NEWSTOP STORY

Presidency replies Catholic priest who blames Buhari for escalating wave of violence across Nigeria

The presidency on Tuesday replied a Catholic priest who accused President Muhammadu Buhari of not doing enough to check the incessant violence across Nigeria.

In a statement by Mr Buhari’s spokesperson, Mr. Garba Shehu, the presidency also blamed community leaders for the incessant violence across Nigeria.

Shehu was responding to a statement allegedly made by the Catholic Bishop of Yola Diocese, Mr Stephen Mamza.

Mamza allegedly accused Buhari of “sleeping on duty as Commander-in-Chief.”

The presidential aide said the Buhari administration has done a lot to improve the security in the North-east.

He then argued that Buhari was not to blame for the ethnic and religious violence that has claimed the lives of hundreds of people in many states in Nigeria including Adamawa, Taraba, Benue and Kaduna.

Shehu said rather than blame Buhari, community leaders are to blame for the violence.

“Sadly, one of the realities of today’s Nigeria is that it easy to blame President Buhari for the violence all around us. Community leaders are too scared to blame the warlords and the sponsors of killings we live with because they fear for their own lives.

“What is happening in several communities racked by inter-ethnic and religious violence is arising from the refusal of community leaders to point at known criminals in their midst for the law enforcement agencies to act against them. They rather blame President Buhari for their woes.”

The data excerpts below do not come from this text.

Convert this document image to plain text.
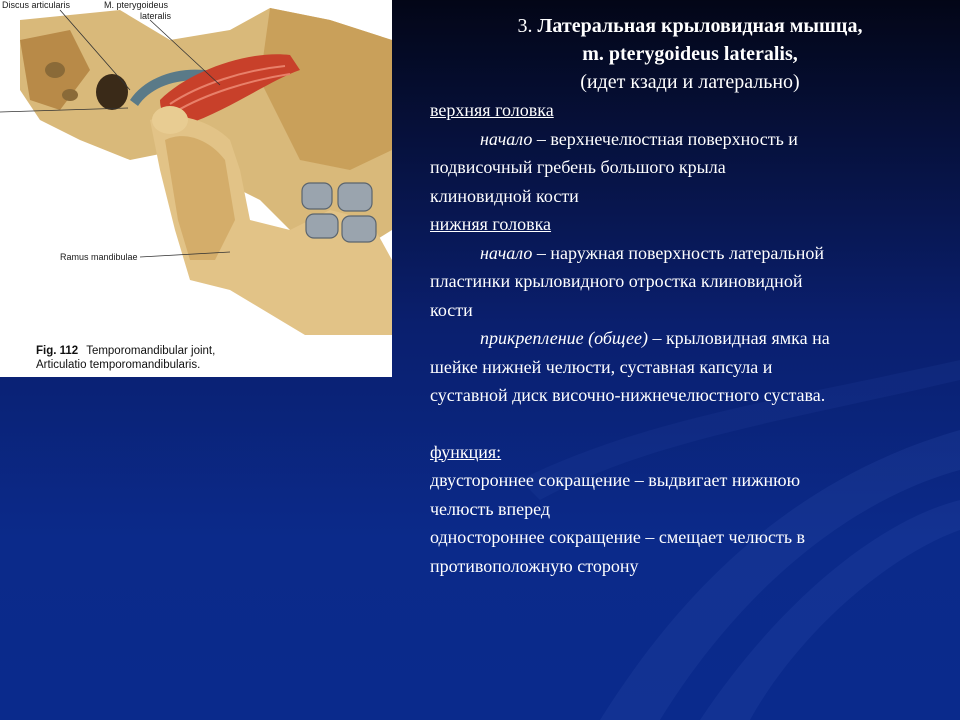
Discus articularis	M. pterygoideus
lateralis
Ramus mandibulae
Fig. 112 Temporomandibular joint,
Articulatio temporomandibularis.
3. Латеральная крыловидная мышца,
m. pterygoideus lateralis,
(идет кзади и латерально)
верхняя головка
начало – верхнечелюстная поверхность и
подвисочный гребень большого крыла
клиновидной кости
нижняя головка
начало – наружная поверхность латеральной
пластинки крыловидного отростка клиновидной
кости
прикрепление (общее) – крыловидная ямка на
шейке нижней челюсти, суставная капсула и
суставной диск височно-нижнечелюстного сустава.
функция:
двустороннее сокращение – выдвигает нижнюю
челюсть вперед
одностороннее сокращение – смещает челюсть в
противоположную сторону
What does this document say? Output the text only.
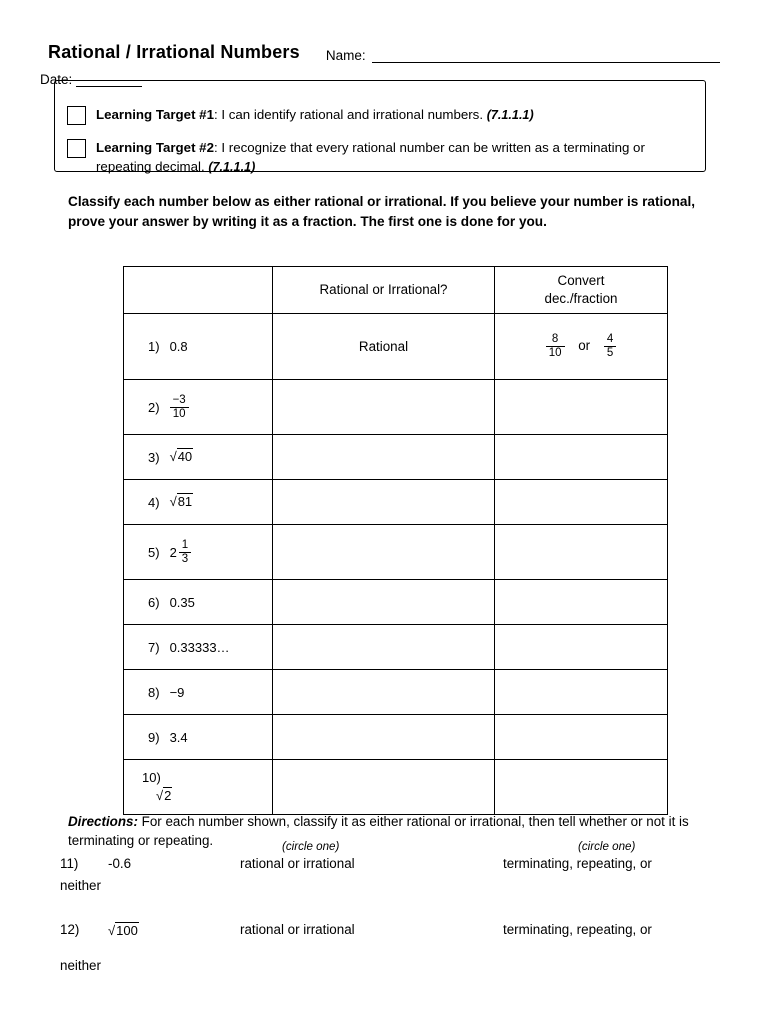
Rational / Irrational Numbers Name:
Date:
Learning Target #1: I can identify rational and irrational numbers. (7.1.1.1)
Learning Target #2: I recognize that every rational number can be written as a terminating or repeating decimal. (7.1.1.1)
Classify each number below as either rational or irrational. If you believe your number is rational, prove your answer by writing it as a fraction. The first one is done for you.
	Rational or Irrational?	Convert
dec./fraction

1) 0.8	Rational	$\frac{8}{10}$ or $\frac{4}{5}$

$2) \frac{-3}{10}$

3) √40		

4) √81		

5) $2 \frac{1}{3}$

6) 0.35		

7) 0.33333…		

8) −9		

9) 3.4		

10)
√2		

Directions: For each number shown, classify it as either rational or irrational, then tell whether or not it is terminating or repeating.	(circle one)	(circle one)
11) -0.6	rational or irrational	terminating, repeating, or
neither
12) √100	rational or irrational	terminating, repeating, or
neither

Buhari has been criticised by many Nigerians for the insecurity across the country. While the government has indeed degraded Boko Haram, other forms of criminality including kidnappings, armed robbery, attacks on communities by armed persons, ethnic and religious violence have become commonplace across the country.

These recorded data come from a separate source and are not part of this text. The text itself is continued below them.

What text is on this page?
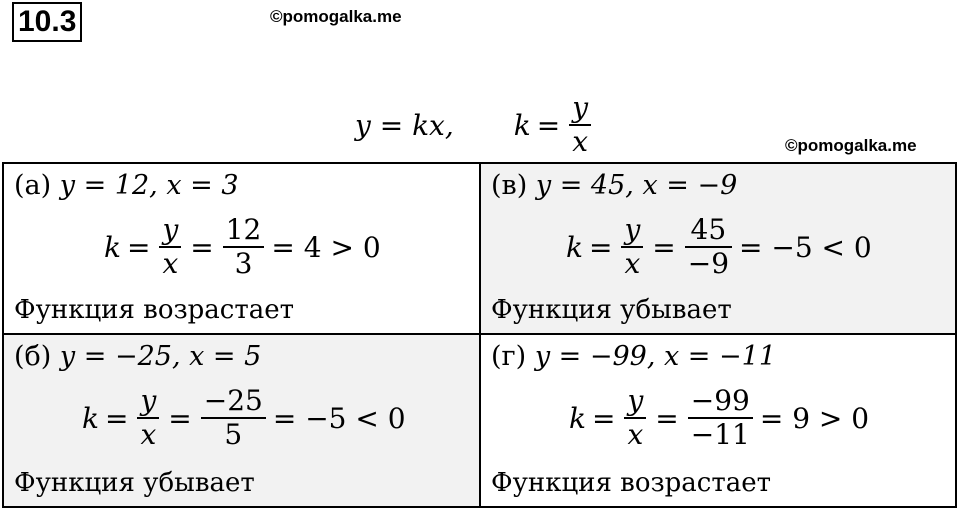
10.3	©pomogalka.me
©pomogalka.me
y = kx, $k = \frac{y}{x}$
(а) y = 12, x = 3
$k = \frac{y}{x} = \frac{12}{3} = 4 > 0$
Функция возрастает
(в) y = 45, x = −9
$k = \frac{y}{x} = \frac{45}{-9} = -5 < 0$
Функция убывает
(б) y = −25, x = 5
$k = \frac{y}{x} = \frac{-25}{5} = -5 < 0$
Функция убывает
(г) y = −99, x = −11
$k = \frac{y}{x} = \frac{-99}{-11} = 9 > 0$
Функция возрастает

In an action that broke the old tradition of staying above politics, the Catholic Bishop of Yola Diocese, Rt. Rev. Fr. Stephen Mamza delivered a homily in which he spoke angrily against President Muhammadu Buhari, whom he described as “sleeping on duty as Commander-in-Chief.” This is not a fair comment.

There is so much that has changed in the past three to four years in and around Yola, and the Catholic Church in particular that a true assessment would show that but for the Change Administration of President Buhari, things would have continued the way they were, or even get worse. These could not have happened if a Commander-in- Chief was asleep.

Bishop Mamza was, and is still a strong member of the Adamawa Peace Initiative, API, composed of religious and community leaders which did the lovely work housing and feeding 400,000 displaced people from Northern Adamawa and Borno States in 2015. The API also did the extraordinary work of easing tensions between Muslims and Christians during that period and ensured that both groups did not turn on one another based on suspicion.

As widely reported by the local and international press, in the premises of St. Theresa’s Cathedral where Rev. Mamza ministered, there were more than 1,500 IDPs, mostly women and children on whom the church administered food rations and issued bags of maize, cooking oil and seasoning. We are truly touched and very grateful for the work that the Bishop and the others had done in that difficult period.

Now that Boko Haram has been degraded, the more than 400,000 displaced people absorbed by the Adamawa community have all gone back to Borno State and to those council areas in northern Adamawa.

In addition to the capital, Yola, the towns of Michika, Madagali and Mubi which had been occupied by Boko Haram during their military advances have since been retaken by the Nigerian military, whose personnel are also clearing litters of Boko Haram’s carnage and are, through the support of the administration as well as local and international partners, rebuilding roads and bridges, power lines, burnt schools, markets, destroyed churches and mosques.

Without an iota of doubt, the Northeast is better off with President Buhari than it was under the previous administration. That should explain the massive turnout of voters in the region, in spite of threats to life and property, to vote for the return of the President for a Second Term of four years.

Sadly, one of the realities of today’s Nigeria is that it easy to blame President Buhari for the violence all around us. Community leaders are too scared to blame the warlords and the sponsors of killings we live with because they fear for their own lives.

What is happening in several communities racked by inter-ethnic and religious violence is arising from the refusal of community leaders to point at known criminals in their midst for the law enforcement agencies to act against them. They rather blame President Buhari for their woes.

It is indeed an irony that in the week that Bishop Mamza was speaking, another Bishop with a known commitment to peace, and results to show for his work in neighbouring Plateau State, is being dispatched to go to Taraba, Adamawa and Benue States to work in collaboration with security agencies in mending broken inter-communal relationships.

This senseless violence can never be condoned by the administration and we sympathize with the families of those who lost loved ones as well as those injured. The administration’s intense security efforts and peace building will not only continue, but will expand in response to such explosions of violence in the country.